First I think it prudent to understand mathematical password entropy. The wiki on Password Strength is a good place to start, but in short, password entropy the likely hood a password can be guessed given a pool of symbols.

This is neither complexity or "crack-ability", entropy is mutually exclusive these two concepts are not.

Entropy is important to understand first because it has two requirements:

  • Number of symbols
  • The length of those symbols

Number of Symbols

The number of symbols provided is a baseline for the number of bits of entropy per symbol. The uppercase alphabet alone doesn't have same entropy bits as if you include the lowercase symbols as well. If you include numbers, the entropy per symbol increases. The more symbols you add, the more bits of entropy you gain per symbol, in other terms, the larger your pool of symbols, the larger the entropy is for each symbol.

Length of Symbols

The length of symbols is important because each added symbol effectively doubles yours entropy. This is why length alone is such an important concept pushed in password security.

What is complexity?

Complexity of a password is the rules we put in place to enforce the "randomness" of passwords. Here are the basic rules:

  • Uppercase
  • Lowercase
  • Number
  • Special Character

These are common to most people. Websites use it all the time to try and force people in to randomness. We, however, are not random. This is why attackers can use something like dictionary attacks, and predictive algorithms to guess passwords.
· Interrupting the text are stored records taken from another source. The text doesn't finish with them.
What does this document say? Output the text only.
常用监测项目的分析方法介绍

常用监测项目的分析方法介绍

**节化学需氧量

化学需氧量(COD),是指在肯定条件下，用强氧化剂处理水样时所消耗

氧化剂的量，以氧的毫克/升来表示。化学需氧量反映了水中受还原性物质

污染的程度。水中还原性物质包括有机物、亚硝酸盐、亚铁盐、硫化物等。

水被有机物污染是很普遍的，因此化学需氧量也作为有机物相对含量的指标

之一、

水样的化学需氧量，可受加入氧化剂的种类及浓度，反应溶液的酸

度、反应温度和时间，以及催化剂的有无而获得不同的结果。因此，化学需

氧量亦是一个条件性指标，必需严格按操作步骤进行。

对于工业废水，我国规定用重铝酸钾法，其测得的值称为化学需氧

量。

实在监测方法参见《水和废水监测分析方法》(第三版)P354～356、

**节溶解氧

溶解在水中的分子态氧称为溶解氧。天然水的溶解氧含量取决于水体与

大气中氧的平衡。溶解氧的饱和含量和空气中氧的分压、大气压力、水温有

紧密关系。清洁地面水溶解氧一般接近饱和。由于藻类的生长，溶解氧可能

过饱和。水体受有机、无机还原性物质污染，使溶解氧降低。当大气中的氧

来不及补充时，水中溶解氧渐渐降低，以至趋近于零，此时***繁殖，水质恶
It goes beyond that though to include security measures such as:

  • Encryption or Hash used
  • The strength of a salt
  • Security of a Private key

and so on.

Crack-ability

This is way more complicated than a simple post here. It is however an interesting topics (least to me :) ). Crack-ability is subjective, and the part that you need to understand is that you can only measure this concept based on a defined rules set. (I can't thing of a better word, I don't like "Crack-ability", but I'm pretty sure I understand what your asking).

PCFG Generator

Depending on what your trying to define using the PCFG it can be pretty complex. The basics of a PCFG is that if you feed it something, common words, phrases, etc, it provides a probability of what might be selected next. You can see this in every day life using smart phones with predictive text. (Did you ever notice that when you first started using it, the guesses were meh and now it pretty good at knowing what you are going to say?)

You could fed it common passwords, and than check probably of a person using that password.

For you project, unless you are trying to gauge the likely hood a person will select a password, I would suggest looking in to something else.